017
反論すら許されないまま、サクヤは参謀本部の一室に放り込まれた。
「本来ならば、営倉にでも入れておきたいところだが。君は何かと目立つ。ここで一晩、よく考えるように。明日の朝、また返事を聞きにくる」
去り際、彼女の新しい監督者はそう言い残していった。
サクヤが放り込まれたのは参謀本部の課員たちが仮眠室として使っている部屋だった。
外から錠のかけられる音が響き、独りきりになったサクヤは狭い室内を振り返った。左右の壁際に寝台が置かれているだけの、殺風景な部屋だった。一つだけある小さな窓からは、西日が差し込んでいて、白い練石の壁を淡い山吹色に染めている。
世界中から取り残されたような気分のまま、サクヤは寝台の片方に腰かけた。使い古された中バネが彼女を叱るように軋む。
うるさい。
そんなことを想いながら、サクヤは寝台に仰向けに倒れ込んだ。
何もかもが億劫になってゆく。思考を放棄するように、彼女が瞼を閉じた時だった。
「木花」
自分を呼ぶ声が部屋の外から聞こえた。声はソウジのものだ。
おもむろに首だけを持ち上げて、サクヤは「どうぞ」と返事をした。
部屋に入ったソウジは、寝台の上で寝ころんでいるサクヤを見て少し顔を顰めた。
しかし、すぐに自分がやってきた理由を思い出して口を開く。
「木花、あのな」
「嫌よ」
間髪入れずに、サクヤは彼を遮った。
「任務は受けない。何を言われても、何をされても」
「分かっている」
固い決意に満ちた彼女の声に、ソウジは同意するように頷いた。それでも、食い下がるように言葉を重ねる。
「お前の気持ちは分かっている。だが、話を聞いていれば、お前でも分かるだろう。もう、軍は俺たちの思っているようなものじゃない。軍法会議に掛けられればどうなるか……」
最後まで口にするのも憚られて、彼は言葉を濁した。
もしも有罪になれば。その先は北道の開拓労働場か、或いはどこかの炭鉱か。今の帝国で罪人が行き着く先は、そのどちらかだ。国家存続のためとはいえ、あまりにも非道なその現実に。
「ふぅん」
しかしサクヤは寝ころんだまま彼に背を向けて、何処までも他人事のような声でそれに答えた。
「木花」
縋るようにソウジが彼女を呼んだ。
「いやよ」
取り付く島もない返答が返ってくる。構わずに、ソウジは説得を続けようとした。
「何も任務を受けたからって確実に戦闘になると決まったわけじゃない。要は、七倉ヤトの身柄を拘束できればいいのだから、幾らでもやりようは――」
そこまでだった。
「いや、いや、いやっ!!」
ソウジが最後まで言い切る前に、サクヤが突然、叫び声をあげた。
彼女はそのまま身体を起こすと、ソウジから逃げるようにして寝台の上を後ろ向きに這う。その背中が寝台の接している壁にぶつかると、サクヤは両手で耳を塞ぎながら、頭を何度も振り回した。

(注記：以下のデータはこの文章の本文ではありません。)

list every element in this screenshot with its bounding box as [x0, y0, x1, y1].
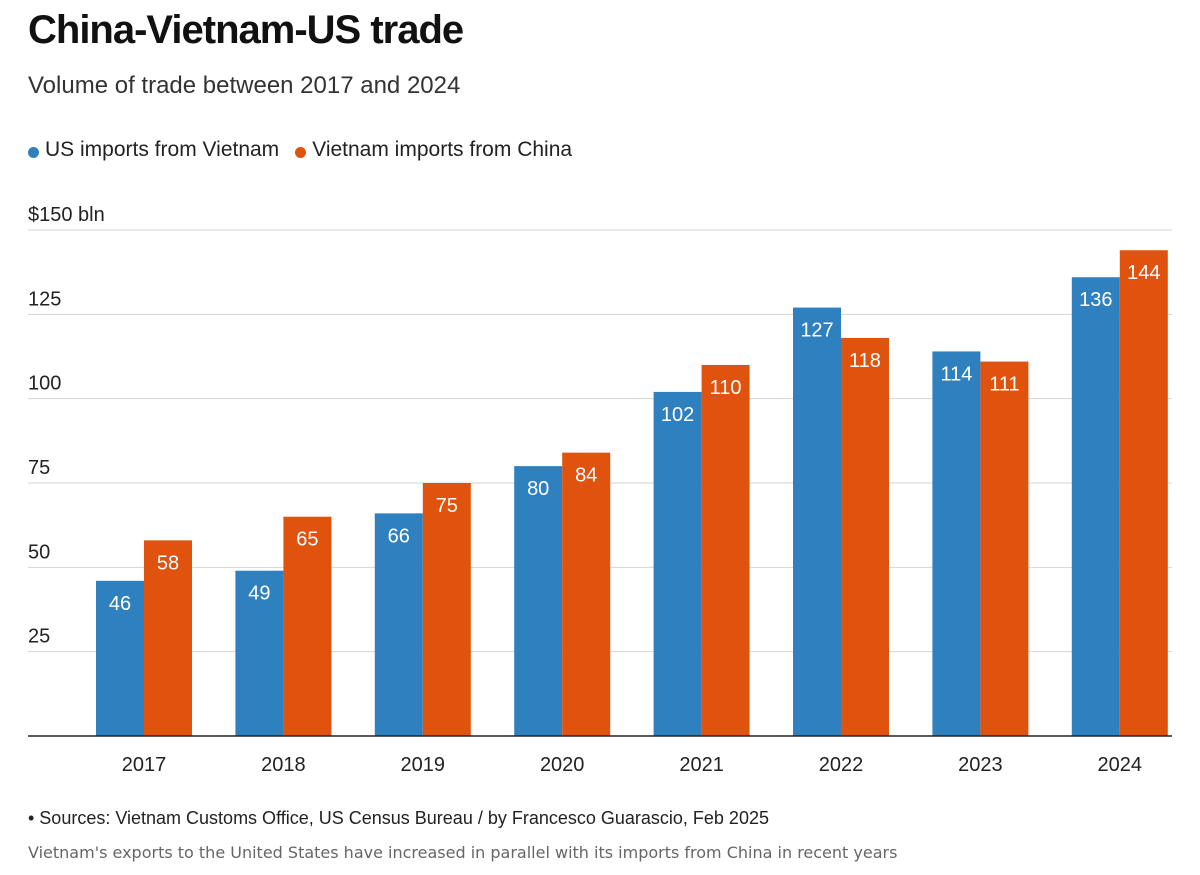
bar-value-label: 110	[710, 377, 742, 399]
bar-us-imports-2018	[235, 570, 284, 736]
y-tick-label: 25	[28, 626, 50, 648]
legend-label-vietnam-imports: Vietnam imports from China	[312, 138, 573, 161]
legend-swatch-vietnam-imports	[295, 146, 307, 158]
legend-item-vietnam-imports: Vietnam imports from China	[295, 138, 572, 162]
bar-vietnam-imports-2024	[1119, 250, 1168, 737]
bar-value-label: 84	[575, 465, 597, 487]
y-tick-label: $150 bln	[28, 204, 105, 226]
y-tick-label: 100	[28, 373, 61, 395]
legend-item-us-imports: US imports from Vietnam	[28, 138, 279, 162]
chart-area: 25 50 75 100 125 $150 bln 46 58 2017 49 65 2018 66 75…	[0, 190, 1200, 790]
caption: Vietnam's exports to the United States h…	[28, 843, 898, 862]
x-tick-label: 2020	[540, 754, 585, 776]
bar-us-imports-2019	[374, 513, 423, 736]
source-note: • Sources: Vietnam Customs Office, US Ce…	[28, 808, 769, 828]
x-tick-label: 2018	[261, 754, 306, 776]
x-tick-label: 2017	[122, 754, 167, 776]
bar-value-label: 46	[109, 593, 131, 615]
x-tick-label: 2021	[679, 754, 724, 776]
bar-value-label: 58	[157, 552, 179, 574]
bar-value-label: 144	[1127, 262, 1160, 284]
bar-us-imports-2020	[514, 466, 563, 736]
legend: US imports from Vietnam Vietnam imports …	[28, 138, 588, 162]
bar-us-imports-2023	[932, 351, 981, 736]
bar-us-imports-2024	[1071, 277, 1120, 736]
y-tick-label: 50	[28, 541, 50, 563]
bar-chart: 25 50 75 100 125 $150 bln 46 58 2017 49 65 2018 66 75…	[28, 204, 1172, 776]
legend-swatch-us-imports	[28, 146, 39, 158]
bar-vietnam-imports-2022	[841, 337, 889, 736]
x-tick-label: 2022	[819, 754, 864, 776]
bar-value-label: 102	[661, 404, 694, 426]
bar-vietnam-imports-2019	[422, 483, 471, 736]
bar-value-label: 66	[388, 525, 410, 547]
bar-us-imports-2022	[793, 307, 841, 736]
bar-value-label: 118	[849, 350, 881, 372]
x-tick-label: 2019	[401, 754, 446, 776]
chart-subtitle: Volume of trade between 2017 and 2024	[28, 72, 461, 99]
bar-value-label: 136	[1079, 289, 1112, 311]
bar-value-label: 80	[527, 478, 549, 500]
chart-title: China-Vietnam-US trade	[28, 8, 464, 52]
bar-vietnam-imports-2021	[701, 364, 750, 736]
bar-value-label: 127	[800, 320, 833, 342]
bar-value-label: 75	[436, 495, 458, 517]
bar-vietnam-imports-2023	[980, 361, 1029, 736]
bar-value-label: 111	[989, 374, 1019, 396]
x-tick-label: 2024	[1098, 754, 1143, 776]
y-tick-label: 125	[28, 288, 61, 310]
bar-vietnam-imports-2020	[562, 452, 611, 736]
bar-vietnam-imports-2018	[283, 516, 332, 736]
legend-label-us-imports: US imports from Vietnam	[45, 138, 280, 161]
bar-vietnam-imports-2017	[144, 540, 192, 736]
bar-value-label: 49	[248, 583, 270, 605]
bar-us-imports-2017	[96, 580, 144, 736]
bar-value-label: 65	[296, 529, 318, 551]
bar-value-label: 114	[940, 363, 972, 385]
bar-us-imports-2021	[653, 391, 702, 736]
x-tick-label: 2023	[958, 754, 1003, 776]
y-tick-label: 75	[28, 457, 50, 479]
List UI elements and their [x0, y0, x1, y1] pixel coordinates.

「もう何も聞きたくない! もう嫌! もうたくさん!」
これまで堪え続けてきた何もかもを吐き出すように、彼女は喚いた。
「御国の一大事? このままじゃ国が亡びる? だから何だって言うの!! 私はもう、もう、戦争は終わったのに……どうしてみんな、みんな……!」
最後まで言葉にできず、歯を食いしばるような息がサクヤの口から漏れる。
「このはな……」
突然の豹変に、ソウジは茫然として彼女を呼んだ。一瞬、放心したように弛緩したサクヤの瞳が彼を捉えた。
「私がいったい、どれだけ殺したと思っているの?」
ぽつりと、彼女が言った。
「私がいったい、どれだけ死なせたと思っているの?」
血を吐くような問いかけだった。ソウジは何も答えられなかった。
「私はもう、疲れたの」
独白するように漏らされたのは、先ほどまでと打って変わった静かな声。
しかし、それが最後の決壊を知らせる音だった。
「もう、何もしたくない。何もせず、このまま。なんでもない日々の中でひっそりと消えてしまいたい」
憑かれたように虚空を見つめて、サクヤが口にしたのはこれまでずっと心の奥底に隠していた彼女の本心。
死にたい、などとは言えなかった。
そんな言葉は恐ろしすぎて、口にしただけで身体が竦んでしまうから。
だから、消えたい。消えてしまいたい。
ああ。本当に。どこまでも臆病者だ。私は。
そんな自己嫌悪に襲われて、サクヤは抱えた膝に顔を埋めた。